Une affaire qui devrait faire couler beaucoup d’encre. Alors que le Top14 bat son plein et que le Tournoi des 6 Nations commence le week-end prochain, des soupçons de “corruption” pèsent sur deux grands noms du rugby français. La Brigade de répression de la délinquance économique a étudié les rapports ambigus entretenus entre Bernard Laport et Mohed Altrad.
Un « rapport de police accablant », selon L’Equipe
C’est L’Equipe qui a lancé la rumeur. Et on peut dire que celle-ci est fondée. En effet, le journal a eu accès au rapport de la Brigade de répression de la délinquance économique (BRDE). Cette dernière est reliée à la Police Judiciaire de Paris et est chargée de lutter contre la criminalité financière. C’est une brigade composée de policiers et d’agents des finances publiques. Ces représentants de l’Etat étudient les éventuels cas de fraude fiscale.
Pendant près de 4 ans elle a enquêté sur les liens ambigus entre la FFR et le club de Montpellier. Elle a remis son rapport au Parquet National Financier en juillet 2021. L’Equipe a eu accès à ce dossier de 76 pages. Celui-ci est qualifié d’« accablant » dans l’édition du 17 janvier 2022. Il pointe notamment les pratiques illégales de deux personnalités du rugby français : Bernard Laporte et Mohed Altrad.
Des soupçons de « corruption », « prise illégale d’intérêt » et « trafic d’influence »
L’un est président de la Fédération Française de Rugby (FFR), l’autre est le président du club de rugby de Montpellier (actuellement 4ème du Top14).
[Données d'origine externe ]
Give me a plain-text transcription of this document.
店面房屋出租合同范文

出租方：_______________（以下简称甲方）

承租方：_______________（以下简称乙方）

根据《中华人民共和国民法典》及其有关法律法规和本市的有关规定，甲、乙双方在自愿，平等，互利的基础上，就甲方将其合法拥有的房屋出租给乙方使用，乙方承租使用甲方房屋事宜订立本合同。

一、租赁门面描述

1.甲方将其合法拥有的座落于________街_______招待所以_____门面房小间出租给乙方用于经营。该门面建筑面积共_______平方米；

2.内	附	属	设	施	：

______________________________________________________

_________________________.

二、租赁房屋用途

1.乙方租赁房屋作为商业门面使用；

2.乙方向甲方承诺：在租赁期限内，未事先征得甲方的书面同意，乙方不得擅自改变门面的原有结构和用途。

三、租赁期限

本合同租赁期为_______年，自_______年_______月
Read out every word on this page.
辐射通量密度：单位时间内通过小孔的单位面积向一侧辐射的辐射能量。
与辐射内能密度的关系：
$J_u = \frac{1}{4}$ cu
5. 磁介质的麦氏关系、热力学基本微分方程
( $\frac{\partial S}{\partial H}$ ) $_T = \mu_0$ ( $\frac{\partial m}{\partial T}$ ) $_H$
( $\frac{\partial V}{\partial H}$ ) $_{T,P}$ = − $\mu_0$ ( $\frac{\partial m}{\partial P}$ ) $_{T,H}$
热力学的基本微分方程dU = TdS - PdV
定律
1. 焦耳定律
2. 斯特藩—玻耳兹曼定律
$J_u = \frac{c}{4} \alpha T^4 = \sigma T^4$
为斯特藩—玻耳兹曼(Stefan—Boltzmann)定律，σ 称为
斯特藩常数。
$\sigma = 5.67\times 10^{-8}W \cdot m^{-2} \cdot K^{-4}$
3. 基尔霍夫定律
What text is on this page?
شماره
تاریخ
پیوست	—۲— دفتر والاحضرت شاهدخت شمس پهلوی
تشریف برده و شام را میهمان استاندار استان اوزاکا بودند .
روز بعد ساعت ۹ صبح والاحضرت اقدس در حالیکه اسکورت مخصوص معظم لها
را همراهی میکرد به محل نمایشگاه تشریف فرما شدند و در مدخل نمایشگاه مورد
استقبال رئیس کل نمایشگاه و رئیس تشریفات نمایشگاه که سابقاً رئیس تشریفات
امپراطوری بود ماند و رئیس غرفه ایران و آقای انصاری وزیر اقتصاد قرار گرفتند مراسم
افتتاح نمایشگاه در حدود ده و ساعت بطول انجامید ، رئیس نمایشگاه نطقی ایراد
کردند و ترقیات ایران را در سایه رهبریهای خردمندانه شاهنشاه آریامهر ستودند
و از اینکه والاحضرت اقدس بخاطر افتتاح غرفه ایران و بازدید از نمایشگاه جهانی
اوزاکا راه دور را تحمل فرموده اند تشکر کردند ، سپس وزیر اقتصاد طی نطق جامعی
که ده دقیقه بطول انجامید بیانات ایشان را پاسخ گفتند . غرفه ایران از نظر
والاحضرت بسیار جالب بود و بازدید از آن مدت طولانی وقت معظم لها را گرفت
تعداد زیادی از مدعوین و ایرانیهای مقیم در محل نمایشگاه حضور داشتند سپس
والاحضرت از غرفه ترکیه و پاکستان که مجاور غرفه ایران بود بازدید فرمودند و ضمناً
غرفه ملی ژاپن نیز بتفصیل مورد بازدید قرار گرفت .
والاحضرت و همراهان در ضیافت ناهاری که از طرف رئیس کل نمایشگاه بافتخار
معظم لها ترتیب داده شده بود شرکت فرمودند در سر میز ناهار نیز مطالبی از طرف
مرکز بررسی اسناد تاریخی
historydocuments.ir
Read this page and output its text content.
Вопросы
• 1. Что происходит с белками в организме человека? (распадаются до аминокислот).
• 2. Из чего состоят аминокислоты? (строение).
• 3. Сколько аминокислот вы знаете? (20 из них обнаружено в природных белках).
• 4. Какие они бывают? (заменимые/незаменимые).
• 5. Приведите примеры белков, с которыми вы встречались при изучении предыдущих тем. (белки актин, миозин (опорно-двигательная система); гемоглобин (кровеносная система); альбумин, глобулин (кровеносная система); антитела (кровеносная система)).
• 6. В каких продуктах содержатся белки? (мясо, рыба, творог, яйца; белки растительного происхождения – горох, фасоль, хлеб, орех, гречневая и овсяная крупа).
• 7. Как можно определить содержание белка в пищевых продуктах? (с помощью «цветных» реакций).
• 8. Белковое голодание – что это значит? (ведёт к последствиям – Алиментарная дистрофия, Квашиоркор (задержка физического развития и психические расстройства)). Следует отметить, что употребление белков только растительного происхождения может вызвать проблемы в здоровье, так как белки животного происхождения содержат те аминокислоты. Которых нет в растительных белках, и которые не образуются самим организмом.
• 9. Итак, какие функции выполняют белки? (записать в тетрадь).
Qu’ont en commun Bernard Laporte et Mohed Altrad dans cette affaire ? Dans le rapport de la BRDE, on trouve quatre éléments à l’encontre des deux hommes. Le principal point de ce dossier est l’affaire du sponsoring des maillots du XV de France en 2017. Le rapport soupçonne le président de la FFR d’avoir favorisé le groupe Altrad pour racheter le droit d’apparaitre sur les maillots des Bleus. Et cela au détriment des autres concurrents (dont notamment Orang, Société Générale ou encore BMW). Ces derniers s’étaient vus proposer une offre de près de 10 millions d’euros. Cependant, un mois après c’est le groupe de Mohed Altrad est désigné sponsor de l’équipe de France en échange d’un contrat de 6,2 millions d’euros.
Le rapport accuse également Laporte et Altrad d’avoir signé un contrat d’image d’une valeur de 150 000€. Ce contrat lie le président de la FFR au président du club de Montpellier. Il l’enjoint à lui venir en aide dans certaines situations. La BRDE juge cet accord resté secret comme une « prise illégale d’intérêts » et un « trafic d’influence ». Bernard Laporte est également accusé d’avoir annulé la suspension du stade de Montpellier pour un match. Et d’avoir fait passer son amende de 70 000€ à 20 000€. Cette décision était secrète, jusqu’à l’enquête de la BRDE. Elle a fait suite à plusieurs appels téléphoniques de Bernard Laporte. Enfin, le dernier élément à charge accuse Bernard Laporte d’avoir engagé la société Score XV sans un véritable contrat. De plus, cette dernière a obtenu des rémunérations étonnamment élevées.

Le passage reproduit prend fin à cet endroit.